Slashdot Mirror


GCC Turns 25

eldavojohn writes "With the release of GCC 4.7.0, the venerable and stalwart constant that is the GNU Compiler Collection turns twenty five. More ISO standards and architectures supported with this release and surely more memories to come from the compiler that seems to have always been."

4 of 192 comments (clear)

  1. Re:Always been? Hmmpf. by fnj · · Score: 5, Informative

    Actually, while PC duffers were futzing with 16 bit Computer Innovations C, Lattice C, Microsoft C 1.0 in 1983, which was pretty much just a ripoff of Lattice C, then through the 80s with Microsoft C 2.0 through 6.0, with the first hesitant entry to 32 bits in 5.0 near the end of that period (even though there was no proper Microsoft 32 bit OS available yet at that time), REAL embedded programmers were working with 32 bit 68000, 68010, and 68020 using Green Hills C and compact deterministic real-time multi-tasking kernels such as VRTX.

    Green Hills C was a significant improvement on the Portable C Compiler that came with SunOS and other BSD based unixes in those days.

    When gcc finally matured, it was an ENORMOUS boon. The action nowadays is moving to Clang/LLVM though. With Clang, you don't have to compile a separate version for every cross-compile target. Every Clang executable is capable of producing code for any of the supported targets just by using the right run-time options. Of course, this doesn't address the point that you still need appropriate assemblers, linkers,libraries, startup code etc for each target. But they are trying to get a handle even on that with the Clang Universal Driver Project.

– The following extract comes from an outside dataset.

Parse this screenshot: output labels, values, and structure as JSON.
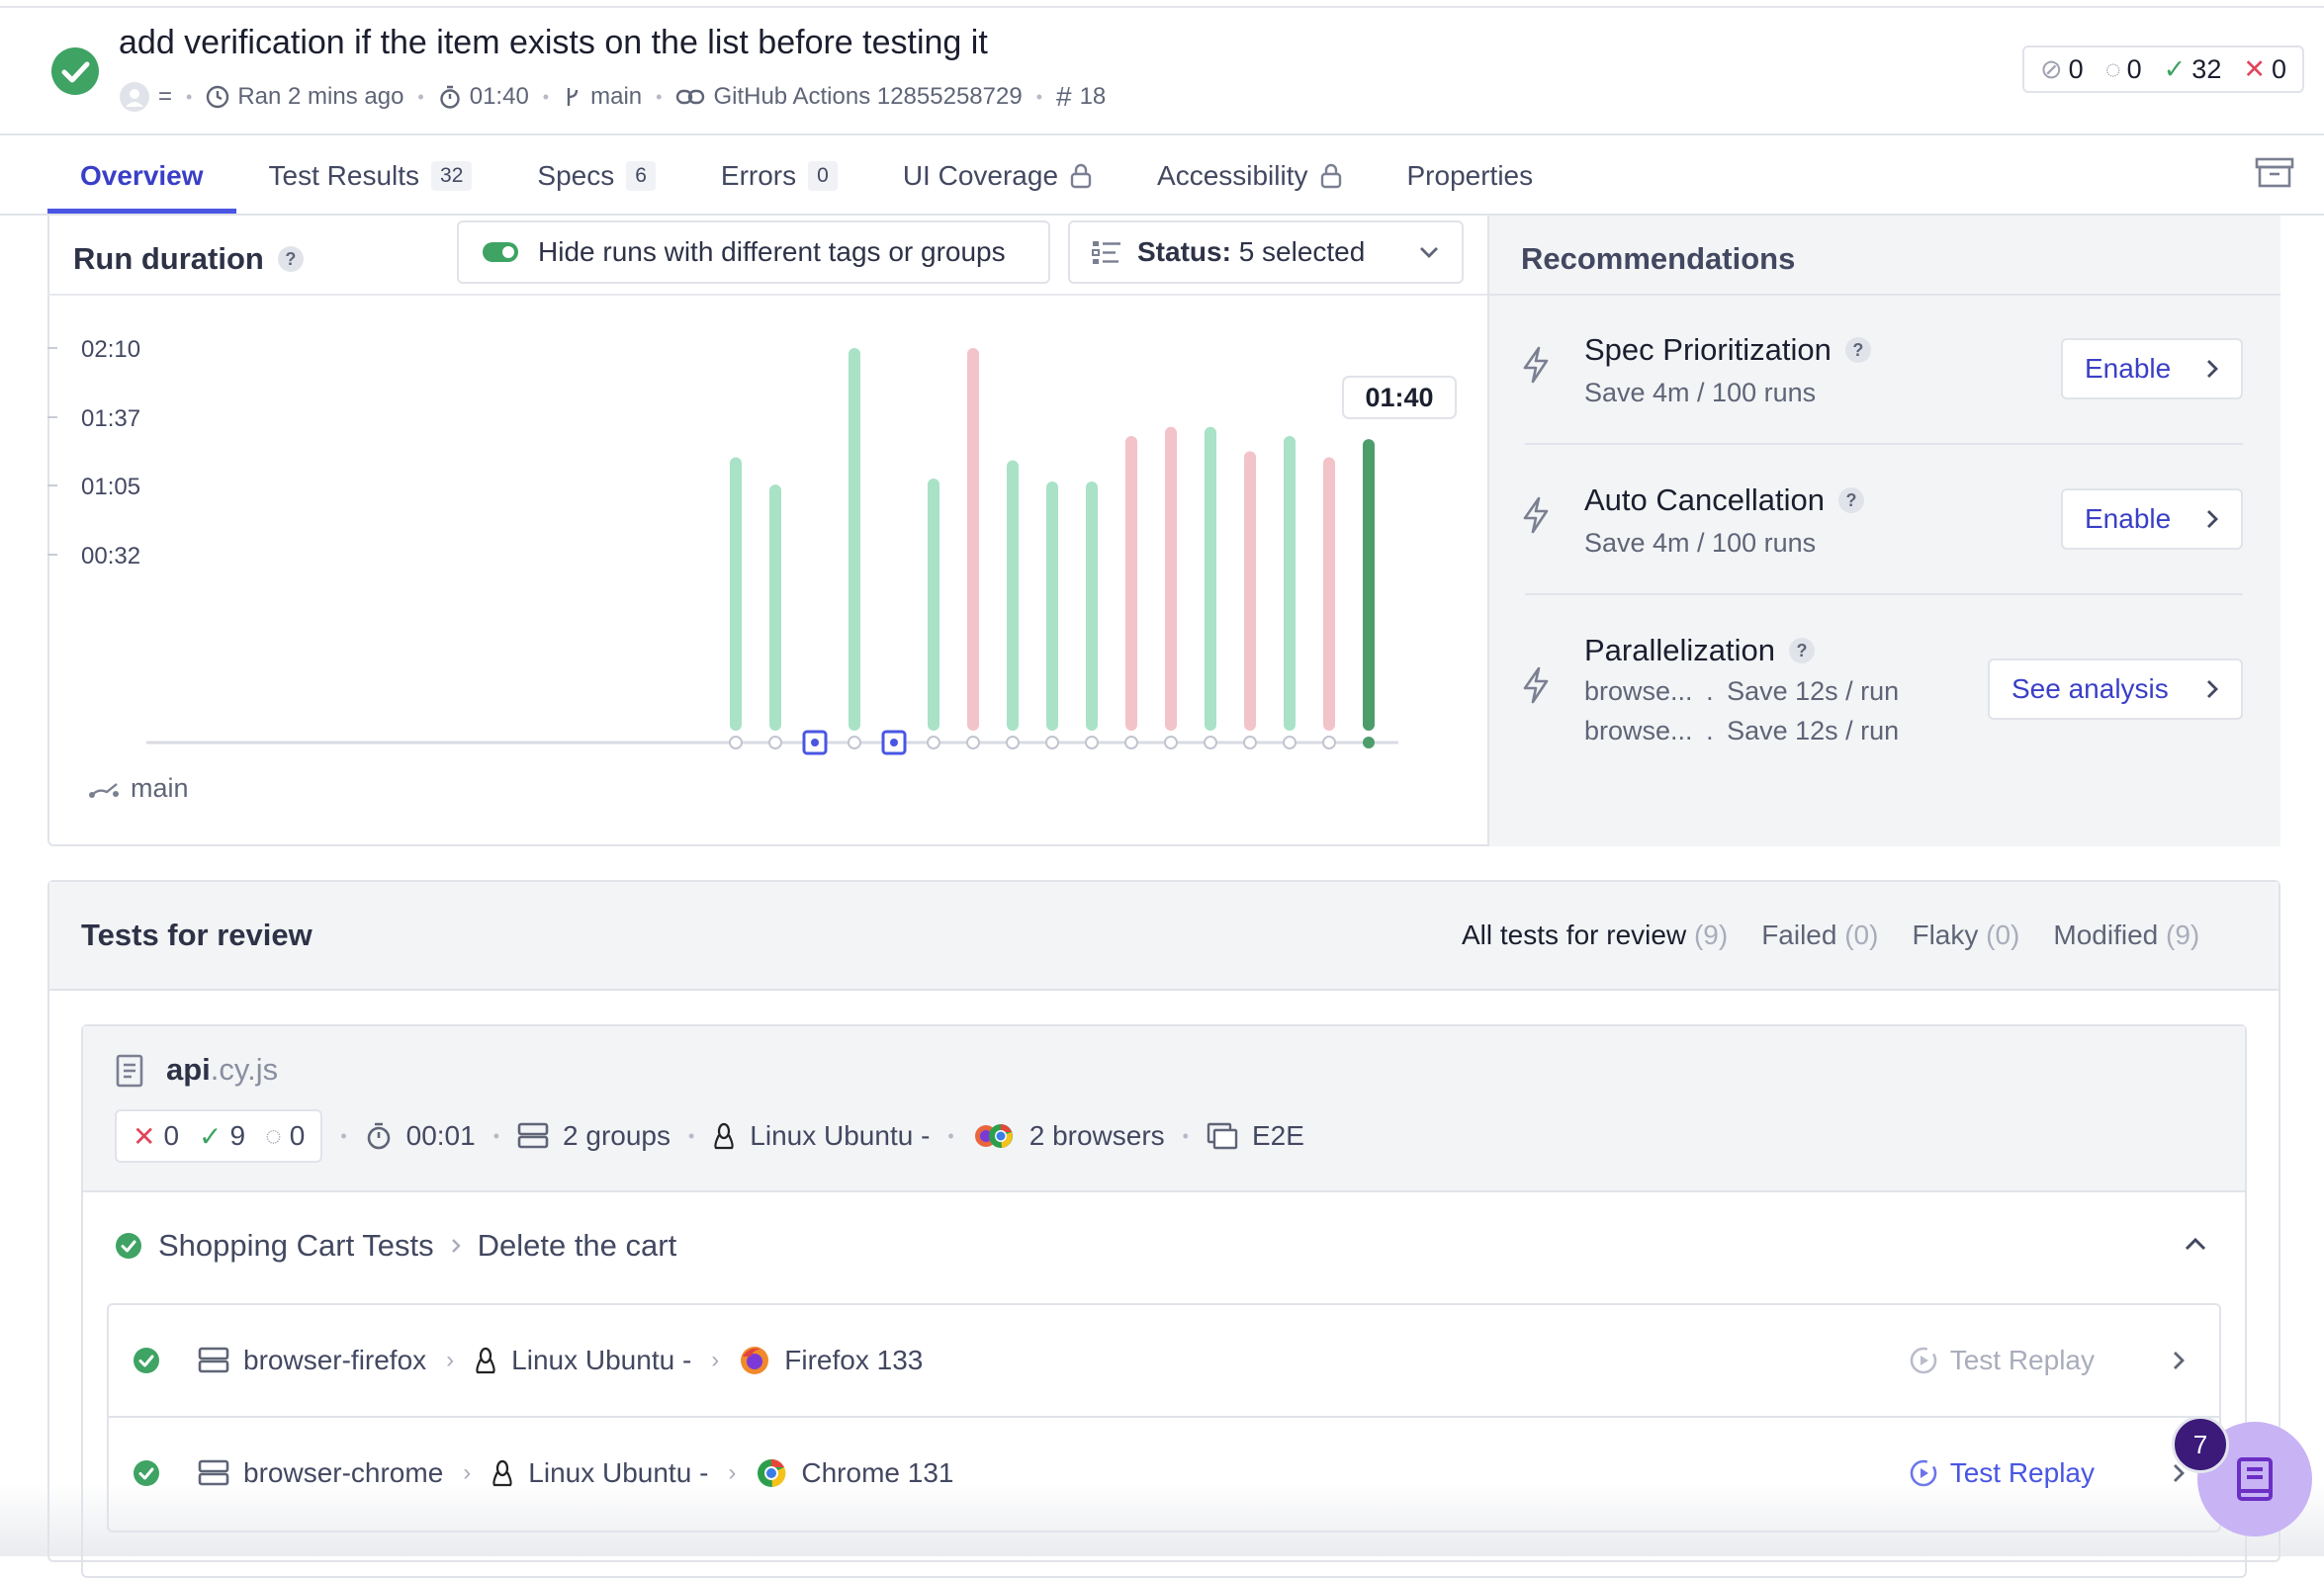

  2. Pastel and LLNL by Al+Kossow · · Score: 5, Informative

    Pastel was an extended Pascal compiler developed by LLNL for the S-1 supercomputer project
    http://www.cs.clemson.edu/~mark/s1.html

    It, and several other significant pieces of software, including the SCALD hardware design language
    were made freely available by LLNL. I have one version of the compiler, which was donated to the
    Computer History Museum by one of its authors. I have been looking for the other pieces since the
    late 80's.

    If you look at the GNU Manifesto, RMS was also looking at using the MIT Trix kernel in the early days
    of the project.

  3. Re:Thanks gcc! by PaladinAlpha · · Score: 5, Informative

    Deliberate misinformation. You are free, of course, to do whatever you want to with binaries produced by GCC. GCC's license is completely irrelevant unless you're modifying or extending GCC itself.

    Nice try, though.

  4. Re:And showing every bit of its age too, apparentl by Chryana · · Score: 5, Informative

    Are you an Apple shill in your spare time?

    I'm trying to read this thread, and I have to put up with your repetitive posts about how great clang is. Why don't you read some of the replies to your crap? They do a good job of debunking your claims. I have mod points, but I just hate moderating people down, even if they waste my time repeating unfounded assertions (also known as bullshit).